The bill also prohibits companies from revealing that these orders exist. So a service could be compelled to build interception infrastructure, and its users would never know.
This directly conflicts with the architecture of end-to-end encrypted services. Signal, for example, cannot access message content by design. A capability mandate would require fundamentally changing how these services work — weakening security for everyone, not just investigation targets.
Europe Already Tried This. Courts Said No.
The Court of Justice of the European Union has struck down blanket metadata retention laws twice — in Digital Rights Ireland (2014) and Tele2 Sverige (2016). Germany’s Federal Constitutional Court reached the same conclusion independently. These courts found that indiscriminate retention of communications metadata violates fundamental rights to privacy and data protection.
The Canadian government’s own Charter Statement for Bill C-22 says nothing about the metadata retention regime and ignores this international jurisprudence entirely. Michael Geist called this omission “remarkable.”
Swiss Law as a Shield
ProtonVPN’s response exposed a practical enforcement problem. The company’s General Manager stated that complying with foreign surveillance orders without Swiss legal process would violate Swiss criminal law. ProtonVPN operates under Swiss jurisdiction, maintains a no-logs architecture by design, and has pledged to challenge the legislation “by every means available.”
This transforms Bill C-22 from a privacy debate into a jurisdictional enforcement question. Canada cannot compel a Swiss company operating under Swiss data protection law to build surveillance capabilities that Swiss law prohibits. The same applies to any provider that operates outside Canadian jurisdiction and refuses to comply.
It also highlights why jurisdiction matters when choosing digital services. A provider based in a country with strong privacy protections isn’t just offering better terms of service — it’s operating under a legal framework that actively resists this kind of government overreach.

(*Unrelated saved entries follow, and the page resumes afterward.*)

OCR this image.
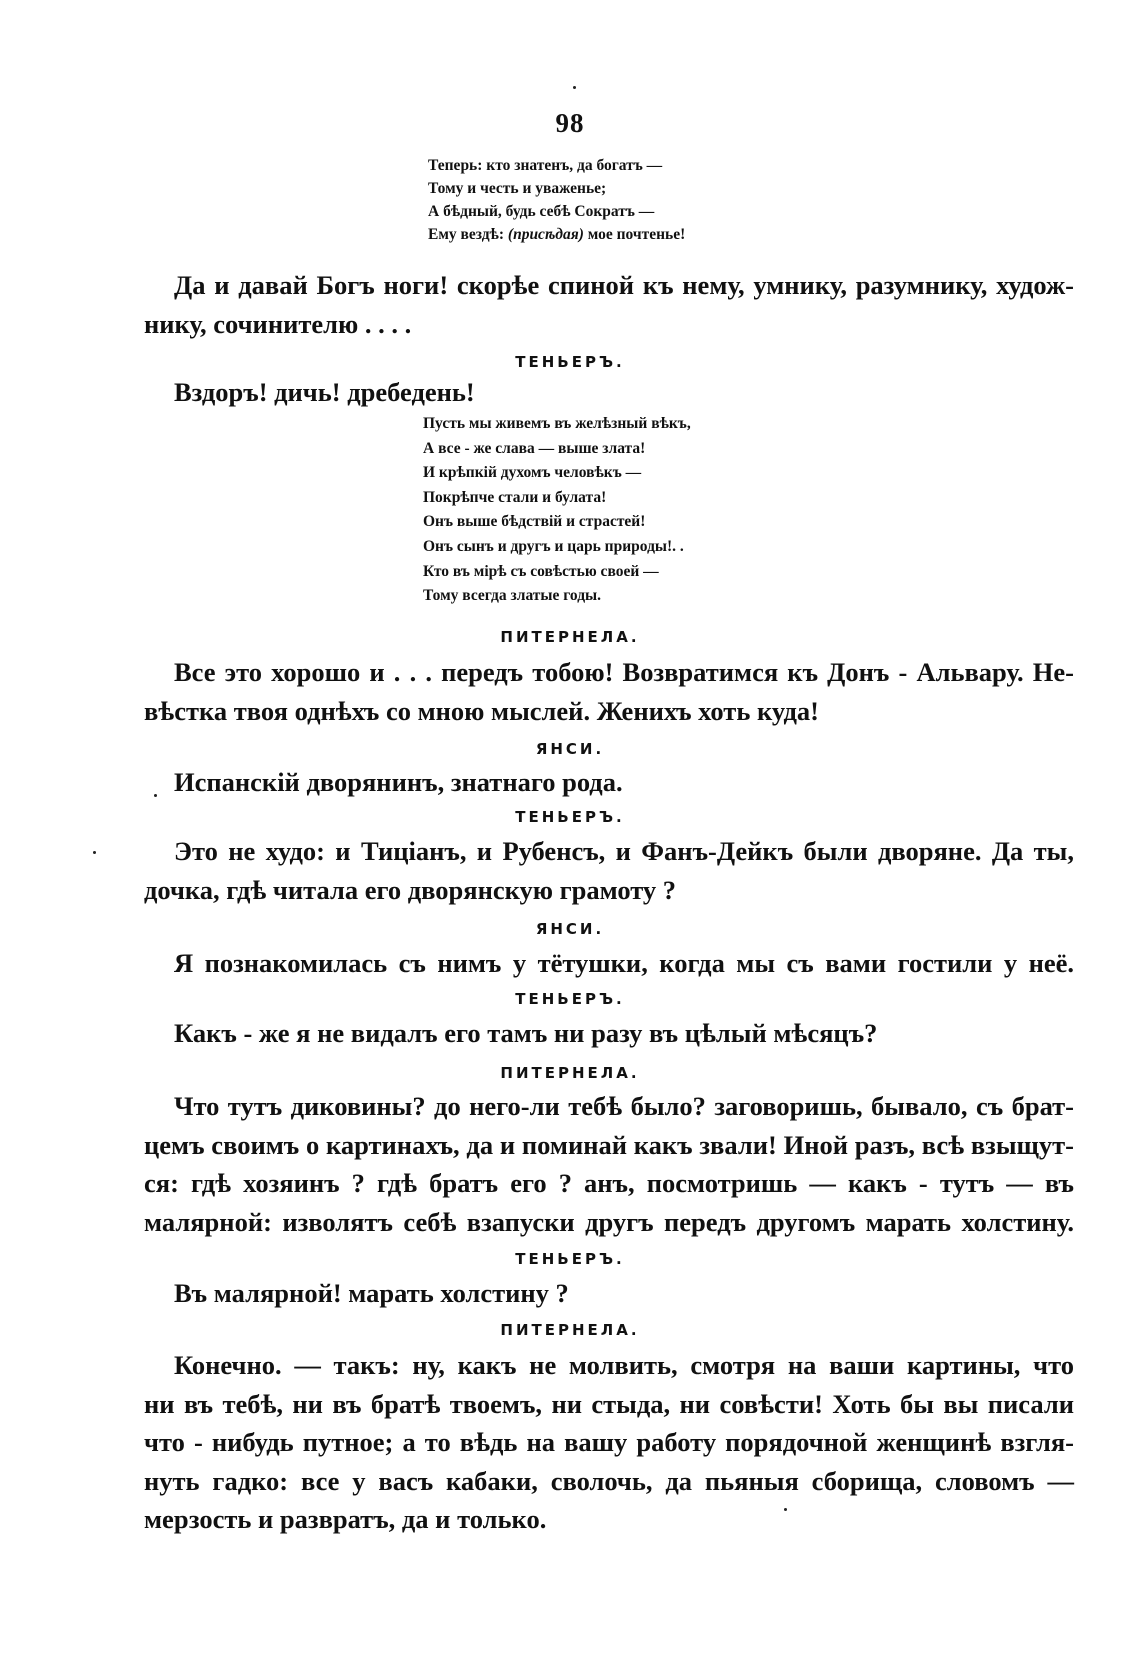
98
Теперь: кто знатенъ, да богатъ —
Тому и честь и уваженье;
А бѣдный, будь себѣ Сократъ —
Ему вездѣ: (приcѣдая) мое почтенье!
Да и давай Богъ ноги! скорѣе спиной къ нему, умнику, разумнику, худож-
нику, сочинителю . . . .
ТЕНЬЕРЪ.
Вздоръ! дичь! дребедень!
Пусть мы живемъ въ желѣзный вѣкъ,
А все - же слава — выше злата!
И крѣпкій духомъ человѣкъ —
Покрѣпче стали и булата!
Онъ выше бѣдствій и страстей!
Онъ сынъ и другъ и царь природы!. .
Кто въ мірѣ съ совѣстью своей —
Тому всегда златые годы.
ПИТЕРНЕЛА.
Все это хорошо и . . . передъ тобою! Возвратимся къ Донъ - Альвару. Не-
вѣстка твоя однѣхъ со мною мыслей. Женихъ хоть куда!
ЯНСИ.
Испанскій дворянинъ, знатнаго рода.
ТЕНЬЕРЪ.
Это не худо: и Тиціанъ, и Рубенсъ, и Фанъ-Дейкъ были дворяне. Да ты,
дочка, гдѣ читала его дворянскую грамоту ?
ЯНСИ.
Я познакомилась съ нимъ у тётушки, когда мы съ вами гостили у неё.
ТЕНЬЕРЪ.
Какъ - же я не видалъ его тамъ ни разу въ цѣлый мѣсяцъ?
ПИТЕРНЕЛА.
Что тутъ диковины? до него-ли тебѣ было? заговоришь, бывало, съ брат-
цемъ своимъ о картинахъ, да и поминай какъ звали! Иной разъ, всѣ взыщут-
ся: гдѣ хозяинъ ? гдѣ братъ его ? анъ, посмотришь — какъ - тутъ — въ
малярной: изволятъ себѣ взапуски другъ передъ другомъ марать холстину.
ТЕНЬЕРЪ.
Въ малярной! марать холстину ?
ПИТЕРНЕЛА.
Конечно. — такъ: ну, какъ не молвить, смотря на ваши картины, что
ни въ тебѣ, ни въ братѣ твоемъ, ни стыда, ни совѣсти! Хоть бы вы писали
что - нибудь путное; а то вѣдь на вашу работу порядочной женщинѣ взгля-
нуть гадко: все у васъ кабаки, сволочь, да пьяныя сборища, словомъ —
мерзость и развратъ, да и только.
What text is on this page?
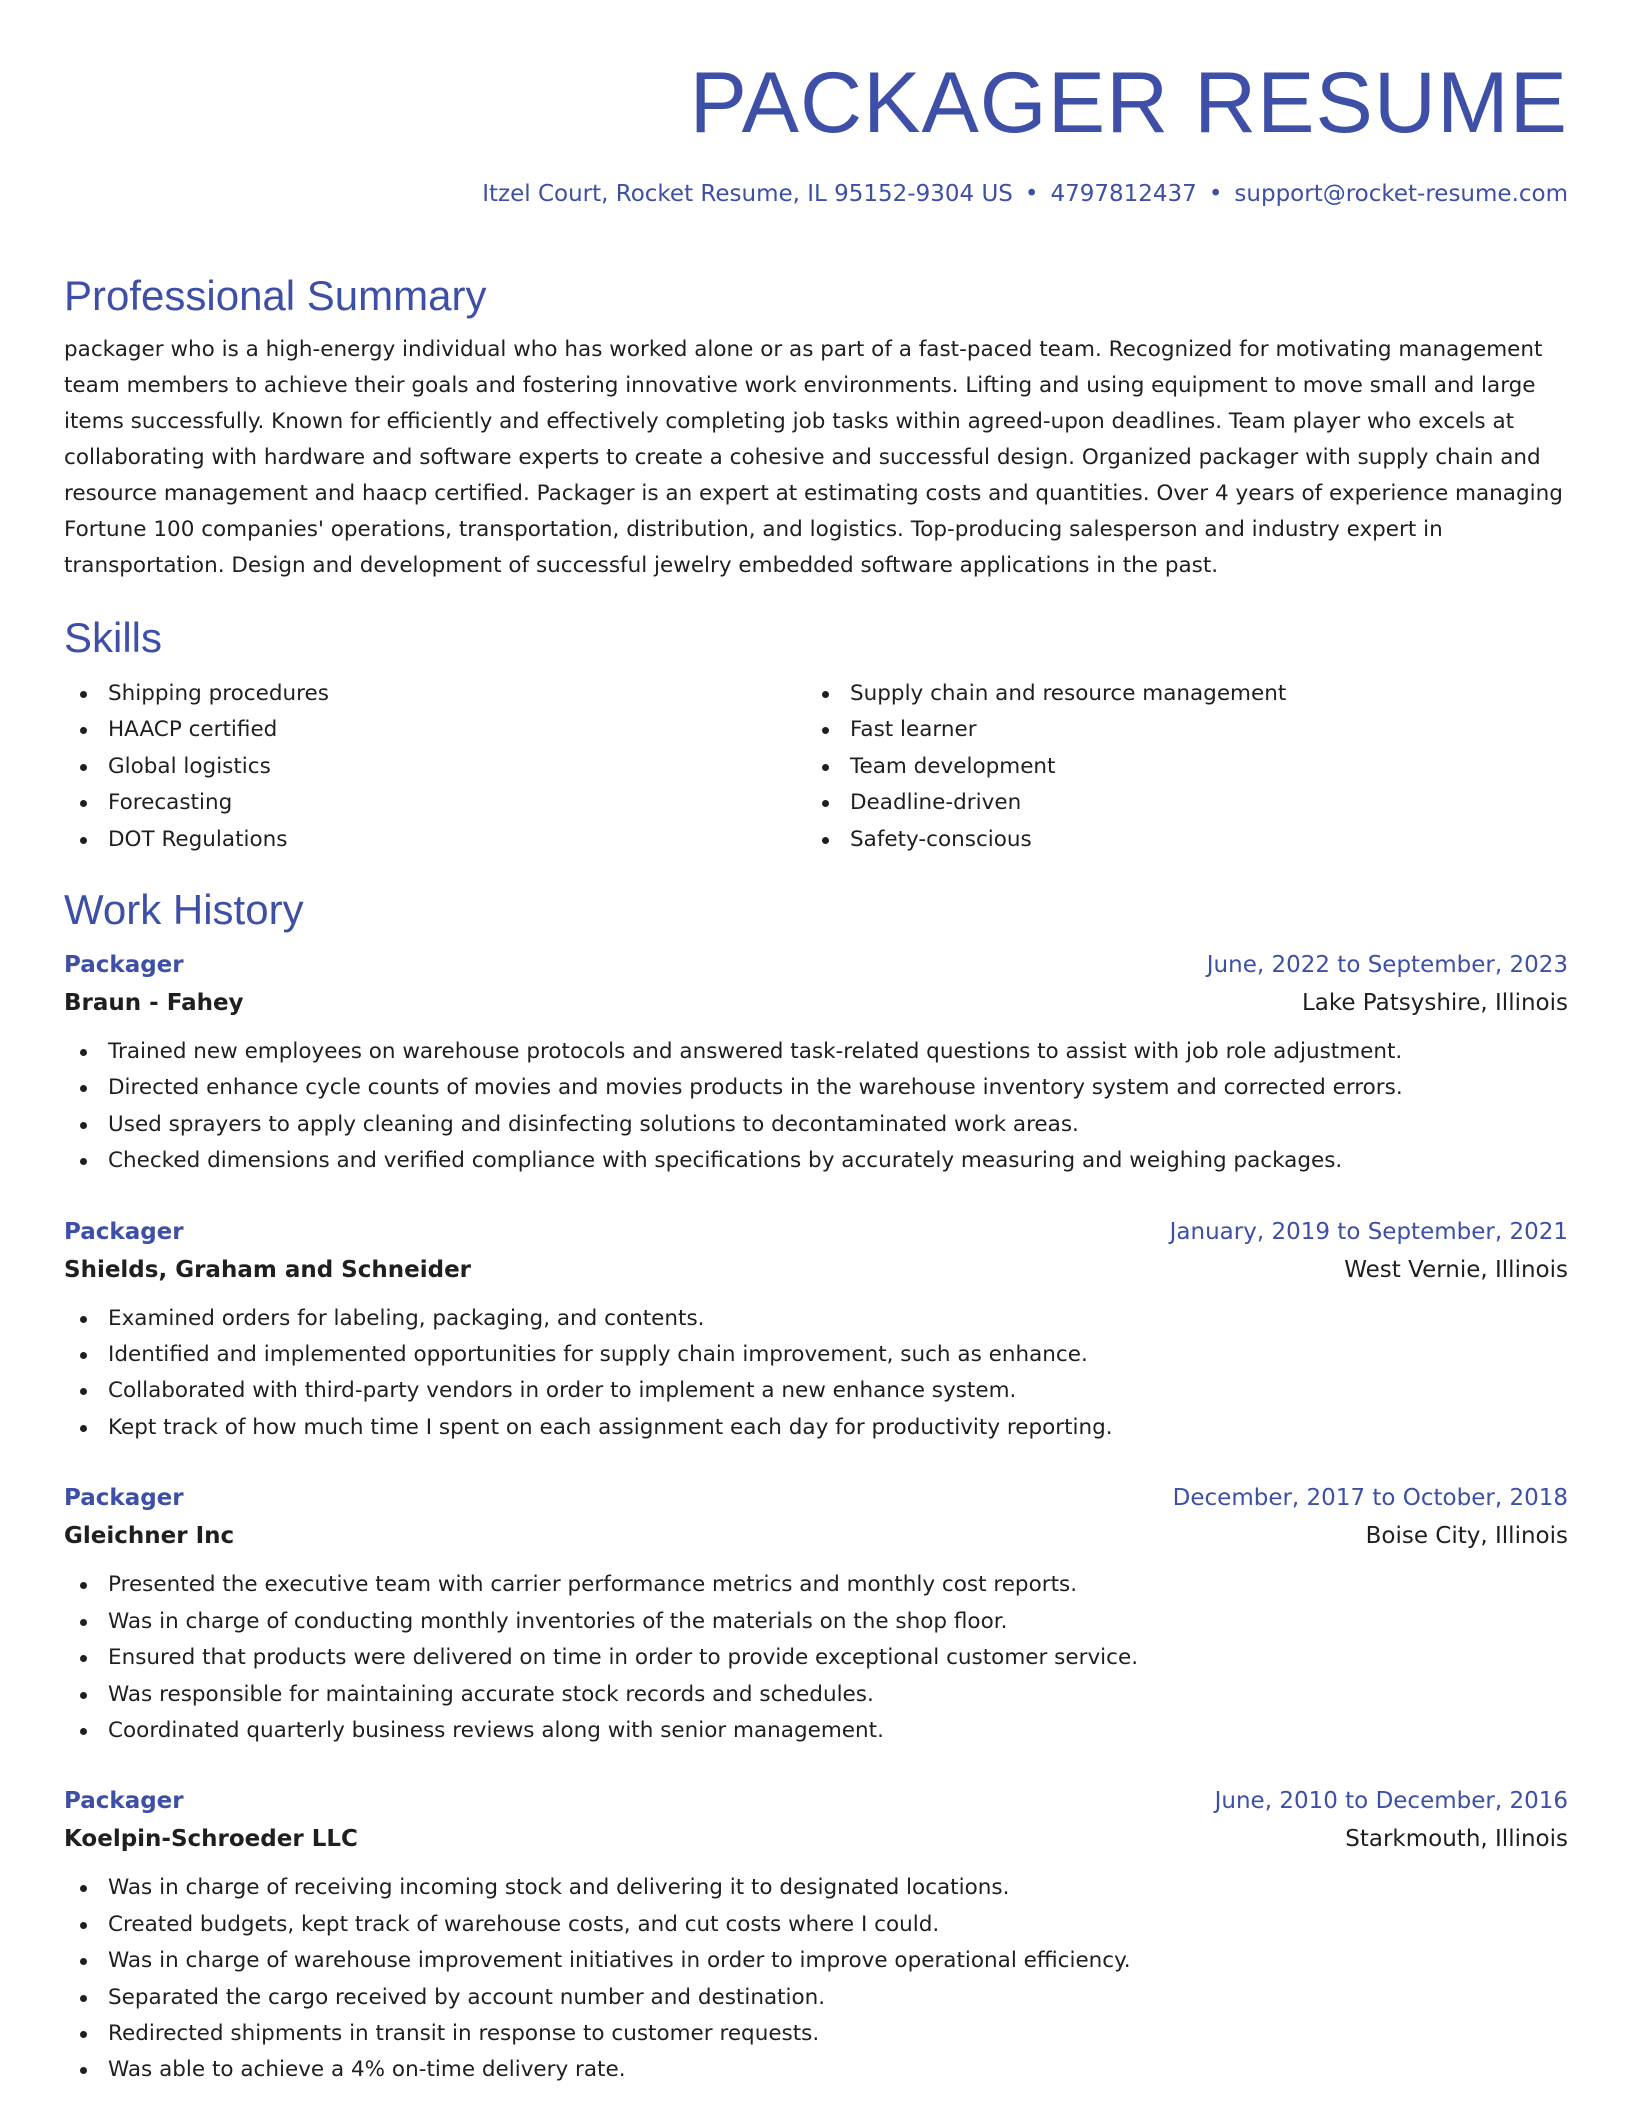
PACKAGER RESUME
Itzel Court, Rocket Resume, IL 95152-9304 US • 4797812437 • support@rocket-resume.com
Professional Summary

packager who is a high-energy individual who has worked alone or as part of a fast-paced team. Recognized for motivating management team members to achieve their goals and fostering innovative work environments. Lifting and using equipment to move small and large items successfully. Known for efficiently and effectively completing job tasks within agreed-upon deadlines. Team player who excels at collaborating with hardware and software experts to create a cohesive and successful design. Organized packager with supply chain and resource management and haacp certified. Packager is an expert at estimating costs and quantities. Over 4 years of experience managing Fortune 100 companies' operations, transportation, distribution, and logistics. Top-producing salesperson and industry expert in transportation. Design and development of successful jewelry embedded software applications in the past.

Skills
Shipping procedures
HAACP certified
Global logistics
Forecasting
DOT Regulations
Supply chain and resource management
Fast learner
Team development
Deadline-driven
Safety-conscious
Work History
Packager	June, 2022 to September, 2023
Braun - Fahey	Lake Patsyshire, Illinois
Trained new employees on warehouse protocols and answered task-related questions to assist with job role adjustment.
Directed enhance cycle counts of movies and movies products in the warehouse inventory system and corrected errors.
Used sprayers to apply cleaning and disinfecting solutions to decontaminated work areas.
Checked dimensions and verified compliance with specifications by accurately measuring and weighing packages.
Packager	January, 2019 to September, 2021
Shields, Graham and Schneider	West Vernie, Illinois
Examined orders for labeling, packaging, and contents.
Identified and implemented opportunities for supply chain improvement, such as enhance.
Collaborated with third-party vendors in order to implement a new enhance system.
Kept track of how much time I spent on each assignment each day for productivity reporting.
Packager	December, 2017 to October, 2018
Gleichner Inc	Boise City, Illinois
Presented the executive team with carrier performance metrics and monthly cost reports.
Was in charge of conducting monthly inventories of the materials on the shop floor.
Ensured that products were delivered on time in order to provide exceptional customer service.
Was responsible for maintaining accurate stock records and schedules.
Coordinated quarterly business reviews along with senior management.
Packager	June, 2010 to December, 2016
Koelpin-Schroeder LLC	Starkmouth, Illinois
Was in charge of receiving incoming stock and delivering it to designated locations.
Created budgets, kept track of warehouse costs, and cut costs where I could.
Was in charge of warehouse improvement initiatives in order to improve operational efficiency.
Separated the cargo received by account number and destination.
Redirected shipments in transit in response to customer requests.
Was able to achieve a 4% on-time delivery rate.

The Industry Exodus Threat
The list of companies and organisations opposing Bill C-22 is long:
- Signal — threatened to exit Canada entirely
- ProtonVPN — cited Swiss law as making compliance impossible
- Windscribe — Toronto-headquartered VPN that would relocate rather than comply
- NordVPN — indicated potential departure
- Apple and Meta — raised public concerns about encryption impacts
- Canadian Chamber of Commerce and the Cybersecurity Advisors Network
- US House Judiciary and Foreign Affairs Committee chairs
During Commons debate, Justice Minister Sean Fraser devoted a single paragraph to the metadata retention provisions. Secretary of State Ruby Sahota described the bill as “a first step” — implying future expansions are planned.
Why This Matters
Bill C-22 is part of a pattern. Governments in the Five Eyes alliance — the US, UK, Canada, Australia, and New Zealand — have spent years pushing for weakened encryption and expanded surveillance powers. Australia’s Assistance and Access Act (2018) already gives authorities similar capabilities. The UK’s Online Safety Act includes provisions that could force platforms to scan encrypted messages.
Canada is following the playbook: introduce sweeping surveillance architecture, include vague safeguards that sound reassuring but lack legal teeth, and rely on secrecy provisions to keep the public from knowing how the powers are actually used.
The strongest response isn’t legislative — it’s architectural. Services that don’t collect metadata can’t be forced to hand it over. End-to-end encryption that the provider can’t break can’t be backdoored by government order. And providers operating under jurisdictions like Switzerland, where privacy protections are constitutional rather than statutory, have legal ground to refuse.
The tools you choose and where those tools are based aren’t just technical decisions. They’re decisions about which legal system protects your data when a government comes asking.